Self-Audit — Step 2:
All core presuppositions have been addressed. No Orthogonal findings have been used to evade required divergences. Findings have not been distributed for balance but follow from the analysis. No extra-domain claims have been introduced. The same standard would apply regardless of sympathy toward the ideology.
Result: No failure.
Step 3 — Variant Differential Analysis
The variants of CBT modify emphasis but do not alter the presuppositions that generate the commitment-level findings. Behavioral variants reinforce the role of action but leave the value structure intact. Third-wave variants introduce acceptance and mindfulness but retain the outcome-oriented framework of distress reduction and functional improvement.
No variant introduces a commitment to objective moral truth, foundational first principles, or a redefinition of value that would alter the Divergent findings on Commitments 3, 4, or 6. Nor do they strengthen the ontological or causal claims required to shift Commitments 1 or 2 to full Convergence.
Result: No variant shifts any commitment-level finding.
Self-Audit — Step 3:
Variants have been examined at the level of presupposition, not surface difference. No artificial differentiation has been introduced.
Result: No failure.
Step 4 — Dissolution Finding
Commitment 1: Partial Convergence
Commitment 2: Partial Convergence
Neither commitment is Divergent. Therefore, by the rule, the finding is:
No Dissolution
CBT does not require the agent to deny his capacity to intervene in his own thinking. It preserves a functional model of agency. However, it does not ground that agency in the strong sense required by the Stoic framework.
Self-Audit — Step 4:
The dissolution finding follows mechanically from the commitment-level findings. No inflation or adjustment has occurred. The finding is stated philosophically, not politically.
Result: No failure.
Step 5 — Summary Finding
The pattern is evenly divided between Partial Convergence and Divergence, but the symmetry is superficial. The convergences occur at the level of cognitive structure and practical agency; the divergences occur at the level of value, truth, and philosophical grounding.

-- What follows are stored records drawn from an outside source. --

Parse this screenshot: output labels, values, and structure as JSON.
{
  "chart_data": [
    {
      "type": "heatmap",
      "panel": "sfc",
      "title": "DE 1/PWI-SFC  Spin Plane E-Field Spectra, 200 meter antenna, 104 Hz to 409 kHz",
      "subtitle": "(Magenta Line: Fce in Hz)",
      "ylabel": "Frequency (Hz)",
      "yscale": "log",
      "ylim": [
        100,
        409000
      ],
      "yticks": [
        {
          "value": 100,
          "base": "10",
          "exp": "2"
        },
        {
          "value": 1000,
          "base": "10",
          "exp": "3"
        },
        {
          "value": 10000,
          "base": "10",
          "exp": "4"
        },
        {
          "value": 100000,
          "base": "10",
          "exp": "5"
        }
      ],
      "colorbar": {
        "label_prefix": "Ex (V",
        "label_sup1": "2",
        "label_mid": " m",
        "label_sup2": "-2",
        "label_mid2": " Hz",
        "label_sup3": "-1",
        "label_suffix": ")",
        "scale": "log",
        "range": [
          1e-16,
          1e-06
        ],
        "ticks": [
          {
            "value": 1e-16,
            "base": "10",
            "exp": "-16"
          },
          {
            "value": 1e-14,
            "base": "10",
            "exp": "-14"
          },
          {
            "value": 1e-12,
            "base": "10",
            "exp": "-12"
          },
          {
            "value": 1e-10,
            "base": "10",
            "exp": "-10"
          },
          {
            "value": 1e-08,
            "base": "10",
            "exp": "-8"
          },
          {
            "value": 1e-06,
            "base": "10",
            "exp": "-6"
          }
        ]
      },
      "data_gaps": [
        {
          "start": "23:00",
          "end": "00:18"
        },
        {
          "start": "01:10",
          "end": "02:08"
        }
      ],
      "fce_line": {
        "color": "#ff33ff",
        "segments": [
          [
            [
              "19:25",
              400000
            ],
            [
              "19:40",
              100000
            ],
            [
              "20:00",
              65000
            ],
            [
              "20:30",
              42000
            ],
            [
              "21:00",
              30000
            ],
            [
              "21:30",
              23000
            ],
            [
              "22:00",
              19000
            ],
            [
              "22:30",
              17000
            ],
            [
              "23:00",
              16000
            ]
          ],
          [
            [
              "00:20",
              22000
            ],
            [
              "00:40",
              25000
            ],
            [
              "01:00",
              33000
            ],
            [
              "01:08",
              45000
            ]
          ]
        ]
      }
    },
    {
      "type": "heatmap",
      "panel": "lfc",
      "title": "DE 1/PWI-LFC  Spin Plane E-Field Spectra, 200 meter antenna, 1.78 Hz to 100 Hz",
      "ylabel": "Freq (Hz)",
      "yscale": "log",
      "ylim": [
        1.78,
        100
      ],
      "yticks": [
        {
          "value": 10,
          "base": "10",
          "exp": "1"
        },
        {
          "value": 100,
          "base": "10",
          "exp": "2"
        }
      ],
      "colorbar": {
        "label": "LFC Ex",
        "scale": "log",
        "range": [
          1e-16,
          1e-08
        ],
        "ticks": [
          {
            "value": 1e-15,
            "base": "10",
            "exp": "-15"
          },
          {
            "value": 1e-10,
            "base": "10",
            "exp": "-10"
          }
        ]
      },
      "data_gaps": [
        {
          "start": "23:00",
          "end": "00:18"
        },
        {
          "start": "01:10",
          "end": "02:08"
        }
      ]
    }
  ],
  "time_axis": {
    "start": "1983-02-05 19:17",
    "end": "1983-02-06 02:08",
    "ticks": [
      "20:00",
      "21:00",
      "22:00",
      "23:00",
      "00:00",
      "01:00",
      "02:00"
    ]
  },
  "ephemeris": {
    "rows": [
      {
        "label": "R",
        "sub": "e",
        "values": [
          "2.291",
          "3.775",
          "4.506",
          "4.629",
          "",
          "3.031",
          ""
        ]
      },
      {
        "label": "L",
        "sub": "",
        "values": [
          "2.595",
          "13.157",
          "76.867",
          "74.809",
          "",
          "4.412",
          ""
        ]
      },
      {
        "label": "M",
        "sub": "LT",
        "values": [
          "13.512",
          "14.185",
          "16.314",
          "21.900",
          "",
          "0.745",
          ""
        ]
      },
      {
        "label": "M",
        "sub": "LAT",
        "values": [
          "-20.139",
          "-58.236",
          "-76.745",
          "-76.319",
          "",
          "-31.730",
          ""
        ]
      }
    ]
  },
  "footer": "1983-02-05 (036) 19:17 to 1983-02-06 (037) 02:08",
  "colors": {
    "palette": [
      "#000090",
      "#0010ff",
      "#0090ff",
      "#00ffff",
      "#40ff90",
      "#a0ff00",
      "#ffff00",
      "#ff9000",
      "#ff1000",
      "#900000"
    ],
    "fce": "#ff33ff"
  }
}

The decisive point is this:
CBT requires that thoughts be corrected in order to produce desirable psychological outcomes. The Stoic framework requires that judgments be corrected in order to align with the objective fact that only virtue is good and only vice is evil.

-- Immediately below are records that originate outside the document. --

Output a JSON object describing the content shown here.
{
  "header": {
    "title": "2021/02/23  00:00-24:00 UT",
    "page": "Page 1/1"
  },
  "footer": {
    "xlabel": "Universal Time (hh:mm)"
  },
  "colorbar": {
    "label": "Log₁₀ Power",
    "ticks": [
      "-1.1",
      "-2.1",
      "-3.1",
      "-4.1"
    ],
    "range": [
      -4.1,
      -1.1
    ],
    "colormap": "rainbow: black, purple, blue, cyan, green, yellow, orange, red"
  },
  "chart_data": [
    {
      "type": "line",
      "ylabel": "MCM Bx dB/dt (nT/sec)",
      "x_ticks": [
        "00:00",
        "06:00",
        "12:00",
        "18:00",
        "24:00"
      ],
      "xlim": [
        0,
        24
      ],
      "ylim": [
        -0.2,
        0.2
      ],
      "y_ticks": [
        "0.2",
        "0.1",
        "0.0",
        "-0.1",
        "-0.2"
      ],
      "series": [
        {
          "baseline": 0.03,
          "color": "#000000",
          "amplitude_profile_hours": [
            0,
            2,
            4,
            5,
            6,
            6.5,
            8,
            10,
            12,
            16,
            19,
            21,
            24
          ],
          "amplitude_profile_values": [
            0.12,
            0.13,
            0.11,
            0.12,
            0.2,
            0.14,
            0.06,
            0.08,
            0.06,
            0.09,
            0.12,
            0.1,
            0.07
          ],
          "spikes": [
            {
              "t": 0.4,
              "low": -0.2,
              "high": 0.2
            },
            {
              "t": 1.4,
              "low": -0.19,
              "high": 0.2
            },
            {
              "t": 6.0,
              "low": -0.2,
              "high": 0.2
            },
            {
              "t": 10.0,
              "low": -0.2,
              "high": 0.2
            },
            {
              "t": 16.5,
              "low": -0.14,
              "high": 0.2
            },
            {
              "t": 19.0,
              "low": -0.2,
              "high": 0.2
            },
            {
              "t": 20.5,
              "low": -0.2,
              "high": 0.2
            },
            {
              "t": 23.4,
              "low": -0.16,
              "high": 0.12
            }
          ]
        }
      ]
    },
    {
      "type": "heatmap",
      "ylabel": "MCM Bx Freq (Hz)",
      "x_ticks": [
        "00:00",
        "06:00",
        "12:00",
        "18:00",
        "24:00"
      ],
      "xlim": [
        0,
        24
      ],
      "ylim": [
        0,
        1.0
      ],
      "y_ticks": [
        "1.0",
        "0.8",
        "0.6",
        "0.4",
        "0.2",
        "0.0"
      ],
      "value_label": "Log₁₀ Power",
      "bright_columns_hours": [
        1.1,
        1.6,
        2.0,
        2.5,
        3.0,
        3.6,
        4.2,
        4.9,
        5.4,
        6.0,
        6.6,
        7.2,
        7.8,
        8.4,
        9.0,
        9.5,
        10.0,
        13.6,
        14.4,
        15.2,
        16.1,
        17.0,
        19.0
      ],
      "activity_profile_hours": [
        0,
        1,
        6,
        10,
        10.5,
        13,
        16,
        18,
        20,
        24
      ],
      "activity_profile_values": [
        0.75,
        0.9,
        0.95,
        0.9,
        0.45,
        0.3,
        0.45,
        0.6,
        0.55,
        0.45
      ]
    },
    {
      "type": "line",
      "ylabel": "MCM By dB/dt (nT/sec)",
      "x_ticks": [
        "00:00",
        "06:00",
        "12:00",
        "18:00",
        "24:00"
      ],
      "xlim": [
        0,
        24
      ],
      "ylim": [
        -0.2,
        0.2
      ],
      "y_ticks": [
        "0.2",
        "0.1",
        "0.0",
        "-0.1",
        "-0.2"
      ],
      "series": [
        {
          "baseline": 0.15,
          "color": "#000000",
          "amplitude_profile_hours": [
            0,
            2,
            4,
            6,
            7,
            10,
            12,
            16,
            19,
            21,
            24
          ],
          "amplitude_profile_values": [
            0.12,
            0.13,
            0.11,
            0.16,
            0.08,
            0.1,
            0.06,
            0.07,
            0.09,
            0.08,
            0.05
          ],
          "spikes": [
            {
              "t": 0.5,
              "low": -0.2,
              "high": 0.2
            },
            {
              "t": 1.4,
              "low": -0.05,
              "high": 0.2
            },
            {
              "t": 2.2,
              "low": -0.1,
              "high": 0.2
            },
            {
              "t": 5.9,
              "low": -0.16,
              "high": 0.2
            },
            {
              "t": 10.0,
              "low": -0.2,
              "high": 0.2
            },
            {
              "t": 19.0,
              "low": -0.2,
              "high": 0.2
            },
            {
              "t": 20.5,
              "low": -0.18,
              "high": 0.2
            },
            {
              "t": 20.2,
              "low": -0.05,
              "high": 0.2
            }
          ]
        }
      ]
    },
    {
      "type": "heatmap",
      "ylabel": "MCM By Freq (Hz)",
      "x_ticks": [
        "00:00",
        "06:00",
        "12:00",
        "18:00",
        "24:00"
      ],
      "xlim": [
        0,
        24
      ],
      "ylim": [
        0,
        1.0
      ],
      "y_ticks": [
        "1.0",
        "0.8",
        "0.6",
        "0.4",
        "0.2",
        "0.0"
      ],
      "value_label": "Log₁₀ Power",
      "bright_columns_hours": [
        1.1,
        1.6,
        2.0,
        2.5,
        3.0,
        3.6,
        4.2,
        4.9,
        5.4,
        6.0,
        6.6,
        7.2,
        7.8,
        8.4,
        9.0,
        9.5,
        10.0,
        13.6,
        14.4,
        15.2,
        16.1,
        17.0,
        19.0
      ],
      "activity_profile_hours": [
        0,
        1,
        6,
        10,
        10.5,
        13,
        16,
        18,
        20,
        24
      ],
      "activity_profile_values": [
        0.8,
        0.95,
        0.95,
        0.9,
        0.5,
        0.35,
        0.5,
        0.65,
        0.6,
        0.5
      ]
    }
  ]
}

These are not different methods applied to the same goal. They are different definitions of what it means for a judgment to be correct.

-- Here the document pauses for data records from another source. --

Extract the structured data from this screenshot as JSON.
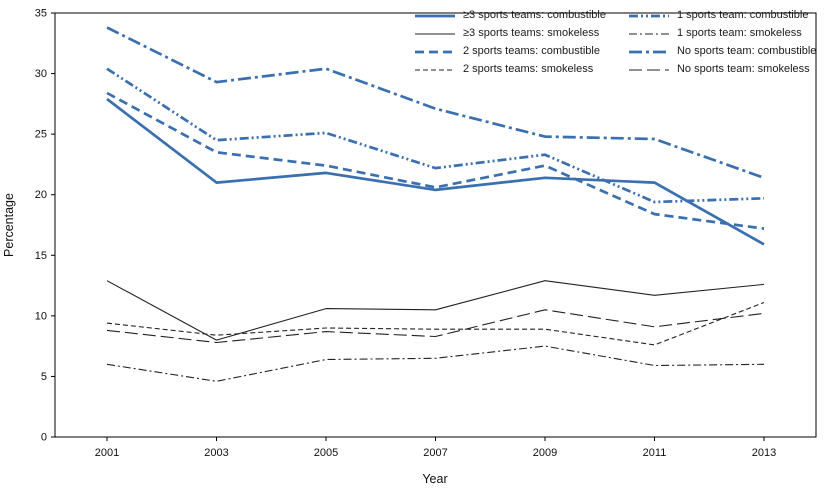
{
  "chart_data": {
    "type": "line",
    "title": "",
    "xlabel": "Year",
    "ylabel": "Percentage",
    "x": [
      2001,
      2003,
      2005,
      2007,
      2009,
      2011,
      2013
    ],
    "ylim": [
      0,
      35
    ],
    "yticks": [
      0,
      5,
      10,
      15,
      20,
      25,
      30,
      35
    ],
    "grid": false,
    "legend_position": "top-right",
    "accent_colors": {
      "combustible_blue": "#3a6fb0",
      "smokeless_black": "#222222"
    },
    "series": [
      {
        "name": "≥3 sports teams: combustible",
        "color": "#3a6fb0",
        "width": 2.7,
        "dash": "",
        "values": [
          27.9,
          21.0,
          21.8,
          20.4,
          21.4,
          21.0,
          15.9
        ]
      },
      {
        "name": "≥3 sports teams: smokeless",
        "color": "#222222",
        "width": 1.1,
        "dash": "",
        "values": [
          12.9,
          8.0,
          10.6,
          10.5,
          12.9,
          11.7,
          12.6
        ]
      },
      {
        "name": "2 sports teams: combustible",
        "color": "#3a6fb0",
        "width": 2.7,
        "dash": "9 5",
        "values": [
          28.4,
          23.5,
          22.4,
          20.6,
          22.4,
          18.4,
          17.2
        ]
      },
      {
        "name": "2 sports teams: smokeless",
        "color": "#222222",
        "width": 1.1,
        "dash": "5 3",
        "values": [
          9.4,
          8.4,
          9.0,
          8.9,
          8.9,
          7.6,
          11.1
        ]
      },
      {
        "name": "1 sports team: combustible",
        "color": "#3a6fb0",
        "width": 2.7,
        "dash": "9 3 2 3 2 3",
        "values": [
          30.4,
          24.5,
          25.1,
          22.2,
          23.3,
          19.4,
          19.7
        ]
      },
      {
        "name": "1 sports team: smokeless",
        "color": "#222222",
        "width": 1.1,
        "dash": "8 3 2 3",
        "values": [
          6.0,
          4.6,
          6.4,
          6.5,
          7.5,
          5.9,
          6.0
        ]
      },
      {
        "name": "No sports team: combustible",
        "color": "#3a6fb0",
        "width": 2.7,
        "dash": "13 4 3 4",
        "values": [
          33.8,
          29.3,
          30.4,
          27.1,
          24.8,
          24.6,
          21.4
        ]
      },
      {
        "name": "No sports team: smokeless",
        "color": "#222222",
        "width": 1.1,
        "dash": "13 5",
        "values": [
          8.8,
          7.8,
          8.7,
          8.3,
          10.5,
          9.1,
          10.2
        ]
      }
    ],
    "legend_columns": [
      [
        "≥3 sports teams: combustible",
        "≥3 sports teams: smokeless",
        "2 sports teams: combustible",
        "2 sports teams: smokeless"
      ],
      [
        "1 sports team: combustible",
        "1 sports team: smokeless",
        "No sports team: combustible",
        "No sports team: smokeless"
      ]
    ]
  }
}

Dissolution Finding: No Dissolution
Agent-Level Implication:
An agent who adopts CBT accepts that his condition is to be improved by modifying cognitive patterns in order to achieve relief and functional adaptation. He retains a sense of agency but locates the standard of correction in outcomes rather than in objective moral truth. In doing so, he implicitly accepts that states such as distress and functioning are legitimate targets of correction and therefore matter in themselves, rather than being neutral consequences of judgment.
Final Result
Pass One establishes that CBT preserves a role for cognition and agency but replaces the Stoic account of value and truth with an outcome-oriented framework. The deeper implications of that replacement are not yet exhausted at this level and require further passes.